Les premiers symptômes de l’esclérose latérale amyotrophique (ELA)

La recherche sur l’esclérose latérale amyotrophique (ELA) a connu un regain d’intérêt suite au diagnostic de personnalités publiques, comme Eric Dane. Cette maladie neurodégénérative impacte sérieusement la qualité de vie, mais il est crucial de reconnaître ses symptômes précoces pour un diagnostic et une prise en charge rapide.

Qu’est-ce que l’ELA ?

L’ELA, souvent appelée maladie de Lou Gehrig, est une maladie progressive affectant les neurones du cerveau et de la moelle épinière. Elle conduit à une perte de contrôle musculaire, rendant les mouvements de plus en plus difficiles. Malheureusement, il s’agit d’une maladie incurable, dont l’espérance de vie après le diagnostic varie généralement de deux à cinq ans. Toutefois, certains cas, comme celui de Stephen Hawking, montrent qu’il existe des exceptions.

Symptomatologie précoce

Il est fondamental de savoir reconnaître les premiers signes de l’ELA. Voici les manifestations cliniques les plus courantes :

Symptômes musculaires initiaux

1. Affection des bras ou des jambes :

  • Faiblesse des mains : Difficulté à manipuler de petits objets, à boutonner des vêtements ou à écrire. Les objets peuvent glisser des mains.
  • Chutes fréquentes : Elle peut être causée par une faiblesse dans les muscles du pied, souvent qualifiée de “pied tombant”.

2. Dysfonction musculaire faciale :

  • Difficulté à parler : Le langage peut devenir “traînant” ou changer de ton.
  • Problèmes de déglutition : Sensation que la nourriture se coince dans la gorge.

Manifestations générales

Indépendamment de la localisation initiale, les patients peuvent observer :

  • Fasciculations : Petits spasmes musculaires, souvent visibles dans les bras ou les jambes.
  • Crampe musculaire : Contractions douloureuses fréquentes.
  • Rigidité (spasticité) : Tension accrue dans les muscles, rendant les mouvements plus difficiles.

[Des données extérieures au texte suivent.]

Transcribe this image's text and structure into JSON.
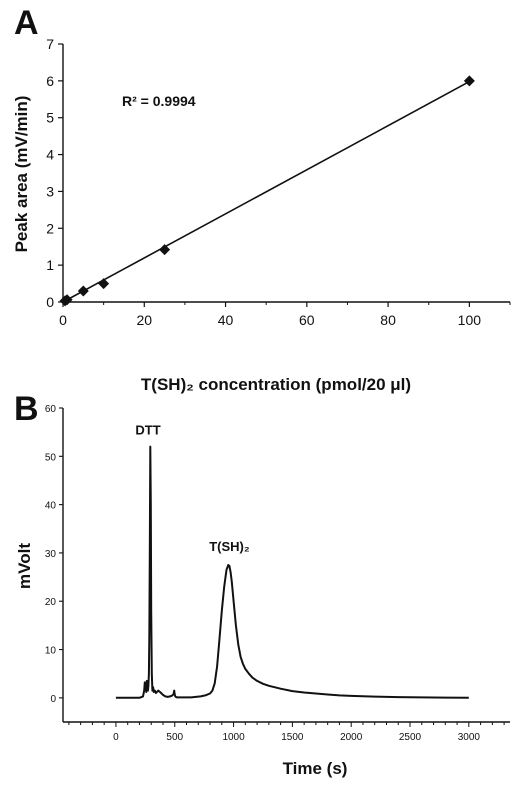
{
  "chart_data": [
    {
      "panel": "A",
      "type": "scatter",
      "x": [
        0.5,
        1,
        5,
        10,
        25,
        100
      ],
      "y": [
        0.03,
        0.06,
        0.3,
        0.5,
        1.42,
        6.0
      ],
      "trendline": {
        "x": [
          0,
          100
        ],
        "y": [
          0.0,
          5.98
        ]
      },
      "annotation": "R² = 0.9994",
      "xlabel": "T(SH)₂ concentration (pmol/20 μl)",
      "ylabel": "Peak area (mV/min)",
      "xlim": [
        0,
        110
      ],
      "ylim": [
        0,
        7
      ],
      "xticks": [
        0,
        20,
        40,
        60,
        80,
        100
      ],
      "yticks": [
        0,
        1,
        2,
        3,
        4,
        5,
        6,
        7
      ],
      "marker": "diamond",
      "color": "#111111",
      "grid": false
    },
    {
      "panel": "B",
      "type": "line",
      "xlabel": "Time (s)",
      "ylabel": "mVolt",
      "xlim": [
        -450,
        3350
      ],
      "ylim": [
        -5,
        60
      ],
      "xticks": [
        0,
        500,
        1000,
        1500,
        2000,
        2500,
        3000
      ],
      "yticks": [
        0,
        10,
        20,
        30,
        40,
        50,
        60
      ],
      "peaks": [
        {
          "label": "DTT",
          "x": 290,
          "y": 52
        },
        {
          "label": "T(SH)₂",
          "x": 965,
          "y": 27.5
        }
      ],
      "x": [
        0,
        200,
        230,
        240,
        245,
        252,
        258,
        262,
        268,
        272,
        276,
        280,
        284,
        288,
        292,
        296,
        300,
        305,
        310,
        316,
        322,
        330,
        340,
        360,
        380,
        400,
        420,
        440,
        460,
        480,
        490,
        495,
        500,
        505,
        510,
        520,
        560,
        600,
        640,
        680,
        720,
        760,
        800,
        820,
        840,
        860,
        880,
        900,
        920,
        940,
        955,
        965,
        975,
        985,
        1000,
        1020,
        1040,
        1060,
        1080,
        1100,
        1130,
        1160,
        1200,
        1250,
        1300,
        1400,
        1500,
        1600,
        1700,
        1800,
        1900,
        2000,
        2200,
        2400,
        2600,
        2800,
        3000
      ],
      "y": [
        0,
        0,
        0.3,
        1.5,
        3.2,
        3.0,
        1.2,
        3.5,
        2.0,
        1.5,
        2.5,
        5,
        12,
        30,
        52,
        40,
        18,
        5,
        1.5,
        2.2,
        1.2,
        1.5,
        1.0,
        1.5,
        1.1,
        0.6,
        0.3,
        0.2,
        0.3,
        0.5,
        0.8,
        1.5,
        0.6,
        0.3,
        0.2,
        0.1,
        0.1,
        0.1,
        0.1,
        0.2,
        0.3,
        0.5,
        0.9,
        1.5,
        3,
        6.5,
        12,
        18,
        23,
        26.5,
        27.5,
        27.3,
        26,
        24,
        20,
        15,
        11,
        8.5,
        7,
        6,
        5,
        4.2,
        3.5,
        2.9,
        2.5,
        1.9,
        1.4,
        1.1,
        0.9,
        0.7,
        0.5,
        0.4,
        0.25,
        0.15,
        0.1,
        0.05,
        0.0
      ],
      "color": "#111111",
      "grid": false
    }
  ]
}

Ce que l’ELA ne touche pas

Il est important de différencier l’ELA d’autres affections. La maladie ne touche généralement pas :

  • Les sens (vue, ouïe, goût, odorat).
  • La fonction des sphincters dans les phases initiales.
  • La capacité à ressentir la douleur ou d’autres sensations, ce qui est souvent lié à des problèmes nerveux différents.

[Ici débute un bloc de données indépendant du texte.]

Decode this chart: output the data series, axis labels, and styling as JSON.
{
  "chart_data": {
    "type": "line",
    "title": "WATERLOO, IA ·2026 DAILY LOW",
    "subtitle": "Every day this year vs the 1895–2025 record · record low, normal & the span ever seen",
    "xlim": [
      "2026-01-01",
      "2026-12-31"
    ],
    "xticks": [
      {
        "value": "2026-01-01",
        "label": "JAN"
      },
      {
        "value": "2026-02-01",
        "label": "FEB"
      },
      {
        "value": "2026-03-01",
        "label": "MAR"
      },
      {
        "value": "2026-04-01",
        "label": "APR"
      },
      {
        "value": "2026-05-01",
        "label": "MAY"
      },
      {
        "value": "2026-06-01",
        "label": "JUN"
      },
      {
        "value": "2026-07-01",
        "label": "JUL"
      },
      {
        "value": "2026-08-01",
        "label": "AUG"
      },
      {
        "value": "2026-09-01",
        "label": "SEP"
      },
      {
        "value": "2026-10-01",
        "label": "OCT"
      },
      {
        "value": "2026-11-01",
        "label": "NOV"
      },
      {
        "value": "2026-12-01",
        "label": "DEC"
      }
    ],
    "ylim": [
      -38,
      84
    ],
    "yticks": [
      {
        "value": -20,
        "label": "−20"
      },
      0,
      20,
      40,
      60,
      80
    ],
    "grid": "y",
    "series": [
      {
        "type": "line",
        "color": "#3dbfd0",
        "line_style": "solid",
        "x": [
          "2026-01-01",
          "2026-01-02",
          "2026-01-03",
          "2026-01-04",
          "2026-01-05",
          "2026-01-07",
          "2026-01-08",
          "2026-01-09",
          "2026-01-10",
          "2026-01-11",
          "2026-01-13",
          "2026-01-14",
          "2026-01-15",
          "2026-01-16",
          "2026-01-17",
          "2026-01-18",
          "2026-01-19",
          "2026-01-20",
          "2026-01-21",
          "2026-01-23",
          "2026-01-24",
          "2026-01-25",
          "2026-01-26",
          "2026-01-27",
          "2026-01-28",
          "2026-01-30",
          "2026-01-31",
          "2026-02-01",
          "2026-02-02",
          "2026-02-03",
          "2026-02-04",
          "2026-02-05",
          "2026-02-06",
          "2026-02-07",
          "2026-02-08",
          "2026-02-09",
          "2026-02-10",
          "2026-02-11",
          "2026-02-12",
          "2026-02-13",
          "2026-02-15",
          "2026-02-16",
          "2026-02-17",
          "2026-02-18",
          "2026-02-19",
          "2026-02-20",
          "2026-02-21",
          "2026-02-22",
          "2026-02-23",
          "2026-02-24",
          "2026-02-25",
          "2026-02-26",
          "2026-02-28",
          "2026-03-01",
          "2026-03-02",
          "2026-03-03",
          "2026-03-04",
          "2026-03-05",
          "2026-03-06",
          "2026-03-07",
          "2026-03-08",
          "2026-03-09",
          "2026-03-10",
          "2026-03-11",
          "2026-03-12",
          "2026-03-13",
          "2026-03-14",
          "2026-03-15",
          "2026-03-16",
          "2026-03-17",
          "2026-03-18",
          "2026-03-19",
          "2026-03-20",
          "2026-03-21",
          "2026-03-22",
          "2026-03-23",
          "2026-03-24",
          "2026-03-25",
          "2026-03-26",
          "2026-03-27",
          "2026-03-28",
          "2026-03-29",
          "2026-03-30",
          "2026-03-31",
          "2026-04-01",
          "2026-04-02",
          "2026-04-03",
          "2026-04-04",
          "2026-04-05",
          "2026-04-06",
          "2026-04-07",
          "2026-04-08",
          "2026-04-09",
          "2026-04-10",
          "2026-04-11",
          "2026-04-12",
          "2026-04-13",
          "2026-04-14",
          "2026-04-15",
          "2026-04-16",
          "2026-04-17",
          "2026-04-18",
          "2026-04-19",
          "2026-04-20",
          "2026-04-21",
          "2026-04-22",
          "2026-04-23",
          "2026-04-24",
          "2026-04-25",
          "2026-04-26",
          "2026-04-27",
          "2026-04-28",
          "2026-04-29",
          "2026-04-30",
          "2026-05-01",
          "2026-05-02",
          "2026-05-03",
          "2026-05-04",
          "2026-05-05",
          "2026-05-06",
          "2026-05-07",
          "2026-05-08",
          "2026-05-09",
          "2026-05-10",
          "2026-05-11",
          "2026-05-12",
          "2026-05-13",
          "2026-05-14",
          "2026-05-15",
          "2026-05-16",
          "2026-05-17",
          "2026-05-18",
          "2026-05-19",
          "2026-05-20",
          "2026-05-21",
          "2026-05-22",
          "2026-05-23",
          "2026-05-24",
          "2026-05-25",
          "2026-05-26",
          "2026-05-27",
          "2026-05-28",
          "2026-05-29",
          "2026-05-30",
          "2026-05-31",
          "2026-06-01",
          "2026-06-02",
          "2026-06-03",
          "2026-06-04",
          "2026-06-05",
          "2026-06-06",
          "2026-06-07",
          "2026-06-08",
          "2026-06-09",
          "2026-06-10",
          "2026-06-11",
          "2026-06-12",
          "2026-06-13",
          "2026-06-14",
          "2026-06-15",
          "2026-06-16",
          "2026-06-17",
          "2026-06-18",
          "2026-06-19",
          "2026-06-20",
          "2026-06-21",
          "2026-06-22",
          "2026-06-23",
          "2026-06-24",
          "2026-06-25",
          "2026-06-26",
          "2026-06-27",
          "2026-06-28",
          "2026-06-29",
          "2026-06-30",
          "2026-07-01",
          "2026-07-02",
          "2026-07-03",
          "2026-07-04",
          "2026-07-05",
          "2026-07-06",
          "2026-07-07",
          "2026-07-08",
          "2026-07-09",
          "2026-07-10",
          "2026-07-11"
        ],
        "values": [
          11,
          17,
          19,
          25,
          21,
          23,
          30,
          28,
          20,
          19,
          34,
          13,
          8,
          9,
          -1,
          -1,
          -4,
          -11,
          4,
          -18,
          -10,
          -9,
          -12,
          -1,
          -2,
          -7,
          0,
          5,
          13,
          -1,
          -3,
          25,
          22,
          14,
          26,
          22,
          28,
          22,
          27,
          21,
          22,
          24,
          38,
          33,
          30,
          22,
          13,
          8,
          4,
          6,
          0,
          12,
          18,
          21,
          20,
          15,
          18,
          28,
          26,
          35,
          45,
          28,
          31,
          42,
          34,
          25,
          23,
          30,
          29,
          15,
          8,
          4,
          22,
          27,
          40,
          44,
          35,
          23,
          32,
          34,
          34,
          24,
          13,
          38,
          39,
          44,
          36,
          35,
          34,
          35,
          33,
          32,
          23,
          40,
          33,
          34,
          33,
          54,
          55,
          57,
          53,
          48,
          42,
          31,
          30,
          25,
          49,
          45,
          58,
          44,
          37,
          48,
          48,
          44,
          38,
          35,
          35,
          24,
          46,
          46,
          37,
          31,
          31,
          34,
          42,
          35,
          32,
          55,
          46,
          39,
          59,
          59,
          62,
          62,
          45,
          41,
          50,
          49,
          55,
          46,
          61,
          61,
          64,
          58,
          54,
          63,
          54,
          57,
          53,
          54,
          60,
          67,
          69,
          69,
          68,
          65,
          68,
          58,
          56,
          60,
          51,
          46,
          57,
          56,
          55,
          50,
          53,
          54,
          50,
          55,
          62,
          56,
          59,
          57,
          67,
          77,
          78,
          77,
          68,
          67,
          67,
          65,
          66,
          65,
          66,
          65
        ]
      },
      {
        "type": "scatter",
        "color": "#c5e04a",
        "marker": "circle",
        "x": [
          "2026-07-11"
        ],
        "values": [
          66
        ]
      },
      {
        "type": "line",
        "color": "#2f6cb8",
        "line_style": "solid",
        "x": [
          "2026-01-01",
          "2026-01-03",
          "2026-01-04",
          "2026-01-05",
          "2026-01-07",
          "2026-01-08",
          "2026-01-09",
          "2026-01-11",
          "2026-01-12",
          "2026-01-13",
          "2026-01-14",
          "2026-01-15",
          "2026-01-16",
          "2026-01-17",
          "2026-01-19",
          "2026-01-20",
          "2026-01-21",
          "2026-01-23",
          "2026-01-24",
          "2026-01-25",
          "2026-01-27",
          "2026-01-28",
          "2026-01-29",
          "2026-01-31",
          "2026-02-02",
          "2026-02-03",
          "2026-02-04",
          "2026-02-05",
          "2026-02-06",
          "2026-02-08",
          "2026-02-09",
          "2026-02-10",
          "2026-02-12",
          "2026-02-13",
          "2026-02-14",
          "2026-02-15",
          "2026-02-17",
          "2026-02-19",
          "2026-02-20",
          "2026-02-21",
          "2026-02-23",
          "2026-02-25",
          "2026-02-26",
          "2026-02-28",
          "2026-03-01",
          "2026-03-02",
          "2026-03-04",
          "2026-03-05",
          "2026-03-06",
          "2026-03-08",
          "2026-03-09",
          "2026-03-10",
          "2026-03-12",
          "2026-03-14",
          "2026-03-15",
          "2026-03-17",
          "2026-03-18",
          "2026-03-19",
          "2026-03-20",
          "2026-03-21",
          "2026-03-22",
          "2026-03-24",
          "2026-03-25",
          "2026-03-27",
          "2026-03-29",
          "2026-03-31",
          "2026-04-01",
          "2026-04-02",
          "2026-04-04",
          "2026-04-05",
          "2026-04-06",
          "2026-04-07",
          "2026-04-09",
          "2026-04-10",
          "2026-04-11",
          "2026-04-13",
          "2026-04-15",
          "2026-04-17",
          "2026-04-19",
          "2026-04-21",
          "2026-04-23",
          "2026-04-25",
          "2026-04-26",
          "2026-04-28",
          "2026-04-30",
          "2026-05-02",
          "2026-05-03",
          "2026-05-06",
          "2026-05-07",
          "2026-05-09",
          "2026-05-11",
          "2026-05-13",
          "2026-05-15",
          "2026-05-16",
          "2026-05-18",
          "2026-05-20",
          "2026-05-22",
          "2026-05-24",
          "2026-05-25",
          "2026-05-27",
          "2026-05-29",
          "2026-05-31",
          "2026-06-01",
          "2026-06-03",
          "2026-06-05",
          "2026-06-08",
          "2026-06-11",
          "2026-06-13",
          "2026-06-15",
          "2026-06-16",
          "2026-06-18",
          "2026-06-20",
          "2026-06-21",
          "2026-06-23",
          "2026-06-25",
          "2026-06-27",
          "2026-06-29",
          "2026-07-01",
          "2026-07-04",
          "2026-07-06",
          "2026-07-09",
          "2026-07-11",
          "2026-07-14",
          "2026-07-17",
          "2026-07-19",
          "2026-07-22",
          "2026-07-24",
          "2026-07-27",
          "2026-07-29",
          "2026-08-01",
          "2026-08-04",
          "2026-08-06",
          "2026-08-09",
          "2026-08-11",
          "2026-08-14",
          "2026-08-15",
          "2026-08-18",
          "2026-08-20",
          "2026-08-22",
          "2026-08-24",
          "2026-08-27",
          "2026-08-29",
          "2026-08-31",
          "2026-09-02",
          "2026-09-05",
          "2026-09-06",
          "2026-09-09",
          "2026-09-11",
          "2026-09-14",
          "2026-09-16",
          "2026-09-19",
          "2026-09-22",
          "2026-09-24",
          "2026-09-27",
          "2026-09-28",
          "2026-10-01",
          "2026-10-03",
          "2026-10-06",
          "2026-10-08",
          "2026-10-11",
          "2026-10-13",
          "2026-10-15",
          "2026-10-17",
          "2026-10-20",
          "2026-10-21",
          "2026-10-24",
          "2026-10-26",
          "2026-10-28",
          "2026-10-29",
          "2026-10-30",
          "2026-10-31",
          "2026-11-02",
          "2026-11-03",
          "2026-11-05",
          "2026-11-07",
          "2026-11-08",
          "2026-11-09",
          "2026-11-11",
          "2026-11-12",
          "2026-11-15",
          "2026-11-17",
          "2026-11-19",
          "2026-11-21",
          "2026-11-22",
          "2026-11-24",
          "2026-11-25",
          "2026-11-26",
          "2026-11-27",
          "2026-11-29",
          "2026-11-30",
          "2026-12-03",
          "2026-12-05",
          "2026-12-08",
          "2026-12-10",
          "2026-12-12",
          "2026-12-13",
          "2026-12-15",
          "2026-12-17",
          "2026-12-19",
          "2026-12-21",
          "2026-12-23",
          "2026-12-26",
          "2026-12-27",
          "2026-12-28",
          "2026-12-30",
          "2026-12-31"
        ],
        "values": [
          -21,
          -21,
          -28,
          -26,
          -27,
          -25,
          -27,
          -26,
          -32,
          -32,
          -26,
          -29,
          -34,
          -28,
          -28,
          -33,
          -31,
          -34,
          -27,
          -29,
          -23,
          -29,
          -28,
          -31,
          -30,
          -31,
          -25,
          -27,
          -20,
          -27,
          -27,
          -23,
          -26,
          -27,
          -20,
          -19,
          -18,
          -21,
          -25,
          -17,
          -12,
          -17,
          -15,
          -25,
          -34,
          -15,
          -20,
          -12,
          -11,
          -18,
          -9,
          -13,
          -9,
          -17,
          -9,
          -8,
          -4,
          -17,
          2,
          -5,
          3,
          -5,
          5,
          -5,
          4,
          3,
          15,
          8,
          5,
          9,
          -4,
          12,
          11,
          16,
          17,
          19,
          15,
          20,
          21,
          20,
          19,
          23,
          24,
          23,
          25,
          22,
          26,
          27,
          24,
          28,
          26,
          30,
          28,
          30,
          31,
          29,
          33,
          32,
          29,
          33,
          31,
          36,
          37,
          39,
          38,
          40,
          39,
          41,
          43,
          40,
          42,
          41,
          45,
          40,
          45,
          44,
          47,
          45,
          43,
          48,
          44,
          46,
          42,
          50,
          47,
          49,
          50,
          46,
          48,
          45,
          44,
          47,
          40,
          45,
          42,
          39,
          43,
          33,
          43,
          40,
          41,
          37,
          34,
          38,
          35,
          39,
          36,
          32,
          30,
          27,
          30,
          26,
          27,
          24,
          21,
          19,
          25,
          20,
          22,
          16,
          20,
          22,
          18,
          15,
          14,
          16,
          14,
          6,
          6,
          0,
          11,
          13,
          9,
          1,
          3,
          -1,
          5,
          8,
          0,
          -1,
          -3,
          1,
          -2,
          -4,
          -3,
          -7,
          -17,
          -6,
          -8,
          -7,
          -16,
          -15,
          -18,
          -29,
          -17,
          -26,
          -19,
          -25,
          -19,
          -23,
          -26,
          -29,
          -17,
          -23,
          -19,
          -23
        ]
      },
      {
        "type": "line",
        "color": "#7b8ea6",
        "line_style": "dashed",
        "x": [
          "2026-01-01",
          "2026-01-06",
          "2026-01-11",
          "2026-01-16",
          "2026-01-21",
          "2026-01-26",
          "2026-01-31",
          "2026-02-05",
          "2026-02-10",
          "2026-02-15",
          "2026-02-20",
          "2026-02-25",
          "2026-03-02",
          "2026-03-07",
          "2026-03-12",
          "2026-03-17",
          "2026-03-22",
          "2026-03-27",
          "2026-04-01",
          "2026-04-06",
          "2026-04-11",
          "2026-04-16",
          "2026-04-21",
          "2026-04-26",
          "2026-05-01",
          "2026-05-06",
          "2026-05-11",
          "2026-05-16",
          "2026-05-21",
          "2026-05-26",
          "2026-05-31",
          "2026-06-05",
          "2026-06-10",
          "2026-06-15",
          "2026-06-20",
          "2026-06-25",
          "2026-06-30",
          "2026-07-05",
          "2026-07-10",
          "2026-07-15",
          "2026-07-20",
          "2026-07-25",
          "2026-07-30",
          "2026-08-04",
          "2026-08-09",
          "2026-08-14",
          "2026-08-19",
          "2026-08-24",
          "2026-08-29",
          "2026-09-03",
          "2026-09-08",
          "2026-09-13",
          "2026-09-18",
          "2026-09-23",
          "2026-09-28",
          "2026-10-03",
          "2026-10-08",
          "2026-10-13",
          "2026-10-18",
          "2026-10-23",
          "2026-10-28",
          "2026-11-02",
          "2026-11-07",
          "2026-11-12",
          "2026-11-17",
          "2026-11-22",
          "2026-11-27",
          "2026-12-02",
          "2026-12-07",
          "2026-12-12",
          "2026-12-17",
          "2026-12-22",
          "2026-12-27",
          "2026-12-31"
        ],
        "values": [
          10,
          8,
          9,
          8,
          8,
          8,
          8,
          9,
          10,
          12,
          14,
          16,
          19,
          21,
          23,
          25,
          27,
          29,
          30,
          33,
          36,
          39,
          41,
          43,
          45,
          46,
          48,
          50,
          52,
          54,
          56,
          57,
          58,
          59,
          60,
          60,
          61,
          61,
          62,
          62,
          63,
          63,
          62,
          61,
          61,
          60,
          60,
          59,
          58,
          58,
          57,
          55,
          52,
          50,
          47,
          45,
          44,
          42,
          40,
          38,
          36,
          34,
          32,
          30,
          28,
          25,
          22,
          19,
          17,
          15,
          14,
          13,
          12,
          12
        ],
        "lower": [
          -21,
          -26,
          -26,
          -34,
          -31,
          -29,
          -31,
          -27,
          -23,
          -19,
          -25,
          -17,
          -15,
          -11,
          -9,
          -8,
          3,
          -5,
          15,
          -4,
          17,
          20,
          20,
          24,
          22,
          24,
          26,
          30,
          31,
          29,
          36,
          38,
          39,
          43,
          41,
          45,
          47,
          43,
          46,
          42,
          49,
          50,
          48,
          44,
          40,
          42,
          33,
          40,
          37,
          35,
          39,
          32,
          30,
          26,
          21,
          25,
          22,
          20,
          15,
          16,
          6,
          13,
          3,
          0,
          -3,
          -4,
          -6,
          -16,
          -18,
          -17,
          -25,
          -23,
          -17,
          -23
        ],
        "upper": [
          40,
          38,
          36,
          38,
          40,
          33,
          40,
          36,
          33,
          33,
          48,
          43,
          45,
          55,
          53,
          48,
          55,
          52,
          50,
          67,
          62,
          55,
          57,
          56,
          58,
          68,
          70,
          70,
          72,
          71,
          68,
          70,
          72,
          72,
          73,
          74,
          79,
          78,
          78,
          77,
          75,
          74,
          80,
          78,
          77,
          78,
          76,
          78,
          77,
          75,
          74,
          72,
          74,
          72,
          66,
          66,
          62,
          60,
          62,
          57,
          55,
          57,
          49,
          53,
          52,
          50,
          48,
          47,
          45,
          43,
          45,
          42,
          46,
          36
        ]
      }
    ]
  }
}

Questions clés à poser lors d’une consultation

Avant de consulter un spécialiste, préparez-vous avec les questions que votre médecin pourrait poser :

  1. Quand les symptômes ont-ils commencé ?
  2. Les symptômes sont-ils constants ou intermittents ?
  3. Y a-t-il eu une progression des symptômes ?
  4. Avez-vous eu des chutes ou des accidents notables ?

Autres considérations médicales

  • Quelles autres conditions pourraient expliquer votre faiblesse musculaire ?
  • Est-il nécessaire de réaliser un électromyogramme (EMG) ?
  • Vos symptômes indiquent-ils un problème des neurones moteurs supérieurs, inférieurs ou les deux ?
  • Faut-il une IRM pour évaluer des troubles au niveau de la colonne vertébrale ou du cerveau ?

Conclusion

Si vous constatez des signes de faiblesse musculaire progressive, il est essentiel de consulter un neurologue. Le diagnostic précoce de l’ELA repose sur l’exclusion d’autres conditions, et se rendre chez le médecin avec des questions claires peut faciliter le processus et réduire l’anxiété liée à l’attente du diagnostic.